Tim Hutchison, director of the passenger facility charge program for the city, said that the bonds for Midway Airport are expected to be issued in the first quarter of 1994.
The airport projects include terminal. runway, and taxiway improvements; soundproofing for 40 schools; and residential noise insulation for several thousand homes.
"Midway and O'Hare airports provide nearly 340,000jobs shared between Chicago and its suburbs," Daley said. "The personal income generated by these jobs totals 13.5 billion each year. Clearly, Chicago's airports are vital economic resources that must be carefully managed."
Daley's decision to proceed with the O'Hare and Midway projects reflects his intention to focus on the city's existing airports rather than build a new airport. Last year, Daley abandoned a plan to use passenger facility charges for a new airport in the Lake Calumet area on the city's southeast side after the Illinois General Assembly failed to quickly approve the plan.

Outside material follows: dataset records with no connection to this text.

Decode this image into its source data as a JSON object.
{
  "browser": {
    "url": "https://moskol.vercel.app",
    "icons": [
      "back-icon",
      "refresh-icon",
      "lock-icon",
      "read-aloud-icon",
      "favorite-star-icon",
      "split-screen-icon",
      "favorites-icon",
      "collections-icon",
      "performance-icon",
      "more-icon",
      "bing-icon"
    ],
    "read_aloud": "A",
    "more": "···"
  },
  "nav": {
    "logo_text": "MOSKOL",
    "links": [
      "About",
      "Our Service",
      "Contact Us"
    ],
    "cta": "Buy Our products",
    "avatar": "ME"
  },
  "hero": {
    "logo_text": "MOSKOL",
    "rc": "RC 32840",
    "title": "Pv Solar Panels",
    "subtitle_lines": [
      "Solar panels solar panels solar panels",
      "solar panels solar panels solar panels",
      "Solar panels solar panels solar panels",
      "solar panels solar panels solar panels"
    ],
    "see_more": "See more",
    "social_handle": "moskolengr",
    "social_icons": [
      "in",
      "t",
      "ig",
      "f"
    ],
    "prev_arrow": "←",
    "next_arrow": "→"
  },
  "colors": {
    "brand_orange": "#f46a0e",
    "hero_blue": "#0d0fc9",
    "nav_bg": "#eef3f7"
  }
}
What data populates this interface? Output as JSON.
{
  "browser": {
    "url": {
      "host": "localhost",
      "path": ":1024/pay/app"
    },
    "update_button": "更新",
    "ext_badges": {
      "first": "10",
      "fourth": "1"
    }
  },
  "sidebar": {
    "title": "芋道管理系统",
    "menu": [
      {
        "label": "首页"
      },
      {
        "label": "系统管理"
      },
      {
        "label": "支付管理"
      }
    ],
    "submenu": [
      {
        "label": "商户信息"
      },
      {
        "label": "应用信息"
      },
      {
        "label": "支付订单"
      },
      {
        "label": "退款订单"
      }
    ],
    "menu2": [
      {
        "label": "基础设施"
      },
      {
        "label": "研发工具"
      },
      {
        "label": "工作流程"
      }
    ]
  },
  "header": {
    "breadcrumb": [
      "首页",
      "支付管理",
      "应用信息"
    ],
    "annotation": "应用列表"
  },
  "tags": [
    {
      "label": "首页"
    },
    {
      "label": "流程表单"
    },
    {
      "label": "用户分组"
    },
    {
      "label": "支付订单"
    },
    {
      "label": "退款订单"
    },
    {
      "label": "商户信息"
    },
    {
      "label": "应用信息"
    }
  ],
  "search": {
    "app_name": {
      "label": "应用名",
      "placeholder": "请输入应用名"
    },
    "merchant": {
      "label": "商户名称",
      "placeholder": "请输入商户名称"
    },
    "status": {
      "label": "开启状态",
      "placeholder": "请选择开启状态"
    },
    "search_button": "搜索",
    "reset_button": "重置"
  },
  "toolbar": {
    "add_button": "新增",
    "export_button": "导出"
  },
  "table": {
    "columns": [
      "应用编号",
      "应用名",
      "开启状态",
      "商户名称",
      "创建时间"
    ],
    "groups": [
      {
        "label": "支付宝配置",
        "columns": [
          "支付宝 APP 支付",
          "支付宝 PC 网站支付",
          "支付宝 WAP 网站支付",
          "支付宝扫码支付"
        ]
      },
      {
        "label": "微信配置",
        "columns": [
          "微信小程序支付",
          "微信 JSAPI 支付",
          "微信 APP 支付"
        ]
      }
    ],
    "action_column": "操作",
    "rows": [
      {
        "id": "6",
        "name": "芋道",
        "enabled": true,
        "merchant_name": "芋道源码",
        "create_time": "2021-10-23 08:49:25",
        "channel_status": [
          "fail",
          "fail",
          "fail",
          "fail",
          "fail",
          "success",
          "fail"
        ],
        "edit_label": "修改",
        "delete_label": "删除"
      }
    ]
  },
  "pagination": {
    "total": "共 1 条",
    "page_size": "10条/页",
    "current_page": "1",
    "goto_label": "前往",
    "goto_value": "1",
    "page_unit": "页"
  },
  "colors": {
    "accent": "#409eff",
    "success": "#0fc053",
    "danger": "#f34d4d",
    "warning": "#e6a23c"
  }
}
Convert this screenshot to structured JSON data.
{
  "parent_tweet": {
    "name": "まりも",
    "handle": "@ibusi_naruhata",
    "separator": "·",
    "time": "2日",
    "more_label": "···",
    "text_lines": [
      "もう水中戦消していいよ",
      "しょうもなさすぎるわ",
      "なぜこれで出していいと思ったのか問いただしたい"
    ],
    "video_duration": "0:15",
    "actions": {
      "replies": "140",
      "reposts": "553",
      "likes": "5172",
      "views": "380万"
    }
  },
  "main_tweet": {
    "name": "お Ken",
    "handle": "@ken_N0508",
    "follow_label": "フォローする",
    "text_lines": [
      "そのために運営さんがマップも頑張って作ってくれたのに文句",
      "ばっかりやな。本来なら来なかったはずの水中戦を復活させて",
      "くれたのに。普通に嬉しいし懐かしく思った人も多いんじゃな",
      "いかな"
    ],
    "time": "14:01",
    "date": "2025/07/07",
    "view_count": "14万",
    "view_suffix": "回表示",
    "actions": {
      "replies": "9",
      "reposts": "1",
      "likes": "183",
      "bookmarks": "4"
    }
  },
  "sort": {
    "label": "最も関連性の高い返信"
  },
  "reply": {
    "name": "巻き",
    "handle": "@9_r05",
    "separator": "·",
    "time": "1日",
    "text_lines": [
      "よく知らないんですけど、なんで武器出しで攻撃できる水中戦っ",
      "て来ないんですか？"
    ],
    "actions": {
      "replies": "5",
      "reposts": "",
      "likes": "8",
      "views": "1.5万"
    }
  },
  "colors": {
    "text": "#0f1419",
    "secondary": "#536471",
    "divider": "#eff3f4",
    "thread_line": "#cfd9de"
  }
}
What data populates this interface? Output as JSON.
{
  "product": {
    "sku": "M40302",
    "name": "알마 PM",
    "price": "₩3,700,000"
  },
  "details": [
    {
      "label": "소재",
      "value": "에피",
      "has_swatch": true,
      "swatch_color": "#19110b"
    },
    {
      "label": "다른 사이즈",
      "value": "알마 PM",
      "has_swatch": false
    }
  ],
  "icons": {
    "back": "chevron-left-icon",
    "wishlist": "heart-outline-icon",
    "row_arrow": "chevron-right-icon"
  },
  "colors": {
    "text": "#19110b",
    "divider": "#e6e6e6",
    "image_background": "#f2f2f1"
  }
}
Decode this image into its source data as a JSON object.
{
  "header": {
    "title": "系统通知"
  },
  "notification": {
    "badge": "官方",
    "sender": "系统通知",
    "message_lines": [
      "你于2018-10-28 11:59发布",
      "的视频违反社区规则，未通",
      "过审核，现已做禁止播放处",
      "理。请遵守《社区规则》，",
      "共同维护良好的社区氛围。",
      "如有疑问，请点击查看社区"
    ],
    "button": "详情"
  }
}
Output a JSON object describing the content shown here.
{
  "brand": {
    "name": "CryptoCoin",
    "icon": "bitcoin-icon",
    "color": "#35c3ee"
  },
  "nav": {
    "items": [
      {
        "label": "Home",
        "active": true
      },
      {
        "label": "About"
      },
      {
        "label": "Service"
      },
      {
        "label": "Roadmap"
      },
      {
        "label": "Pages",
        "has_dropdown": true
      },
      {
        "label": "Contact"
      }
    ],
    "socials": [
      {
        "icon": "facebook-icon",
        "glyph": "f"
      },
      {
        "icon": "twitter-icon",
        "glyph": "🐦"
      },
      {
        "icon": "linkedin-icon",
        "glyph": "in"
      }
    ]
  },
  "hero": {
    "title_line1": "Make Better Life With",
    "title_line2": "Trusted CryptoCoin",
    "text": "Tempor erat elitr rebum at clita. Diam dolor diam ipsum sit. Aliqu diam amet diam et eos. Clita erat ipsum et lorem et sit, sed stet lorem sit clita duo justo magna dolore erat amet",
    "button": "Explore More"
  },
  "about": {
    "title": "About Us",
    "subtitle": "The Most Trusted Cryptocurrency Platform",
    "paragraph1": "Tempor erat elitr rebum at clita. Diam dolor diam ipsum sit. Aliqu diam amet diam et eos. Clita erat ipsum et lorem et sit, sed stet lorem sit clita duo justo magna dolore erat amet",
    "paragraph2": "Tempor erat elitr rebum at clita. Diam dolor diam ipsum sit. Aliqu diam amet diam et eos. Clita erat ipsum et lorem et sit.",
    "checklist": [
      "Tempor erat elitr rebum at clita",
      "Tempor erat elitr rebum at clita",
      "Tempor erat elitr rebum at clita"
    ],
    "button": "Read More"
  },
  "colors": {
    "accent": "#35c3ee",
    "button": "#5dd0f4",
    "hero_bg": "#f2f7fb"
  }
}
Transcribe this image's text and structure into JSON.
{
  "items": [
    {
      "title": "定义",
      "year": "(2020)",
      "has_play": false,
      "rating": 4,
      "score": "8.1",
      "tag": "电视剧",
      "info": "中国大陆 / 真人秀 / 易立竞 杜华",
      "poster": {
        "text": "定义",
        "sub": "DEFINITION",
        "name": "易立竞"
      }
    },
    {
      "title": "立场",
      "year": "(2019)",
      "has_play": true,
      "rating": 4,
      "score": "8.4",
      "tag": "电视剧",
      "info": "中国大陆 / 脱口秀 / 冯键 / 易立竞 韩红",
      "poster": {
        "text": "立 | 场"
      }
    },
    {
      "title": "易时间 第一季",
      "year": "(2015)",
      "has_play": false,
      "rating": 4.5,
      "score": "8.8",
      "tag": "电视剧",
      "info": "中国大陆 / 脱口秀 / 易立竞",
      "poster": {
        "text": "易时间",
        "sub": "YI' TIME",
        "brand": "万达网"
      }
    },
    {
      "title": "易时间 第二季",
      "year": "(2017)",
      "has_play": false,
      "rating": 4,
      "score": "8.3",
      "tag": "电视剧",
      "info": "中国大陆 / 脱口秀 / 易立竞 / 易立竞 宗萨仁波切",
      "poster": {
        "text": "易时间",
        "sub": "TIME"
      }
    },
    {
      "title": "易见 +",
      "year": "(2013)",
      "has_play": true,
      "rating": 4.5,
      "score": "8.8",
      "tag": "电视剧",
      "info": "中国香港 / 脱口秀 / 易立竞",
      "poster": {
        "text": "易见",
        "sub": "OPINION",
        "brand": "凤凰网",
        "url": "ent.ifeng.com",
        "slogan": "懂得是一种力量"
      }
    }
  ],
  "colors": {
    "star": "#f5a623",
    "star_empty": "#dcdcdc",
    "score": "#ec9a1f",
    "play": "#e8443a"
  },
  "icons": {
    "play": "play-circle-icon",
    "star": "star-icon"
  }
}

In 1990, Congress voted to allow the collection of passenger facility charges by airports. A major reason for allowing the fees was the prohibition on using federal aviation trust fund revenues to secure bonds.
Rating agencies have made it difficult for airport issuers to obtain investment grade ratings for bonds backed solely by passenger facility charges because of FAA's power to terminate the airports' ability to levy the charges.
In published comments last year, Standard & Poor's Corp. said it would not rate bonds backed only by the charges, while Moody's Investors Service said those bonds would be unlikely to achieve an investment grade rating. Fitch Investors Service has said it will review such issues on a case-by-case basis.
In April, the FAA said it will terminate an airport's ability to collect a passenger facility charge only if there are "dire misuses" of the funds. The FAA issued the clarification in response to a request from Kidder, Peabody & Co. and Hopkins & Sutter, a bond counsel firm. The firms had requested the clarification as part of an effort to sell unrated bonds backed only by passenger facility charges to institutional investors.
A spokeswoman for the FAA said that the agency has approved passenger facility charges at 112 airports and is reviewing applications for 42 others.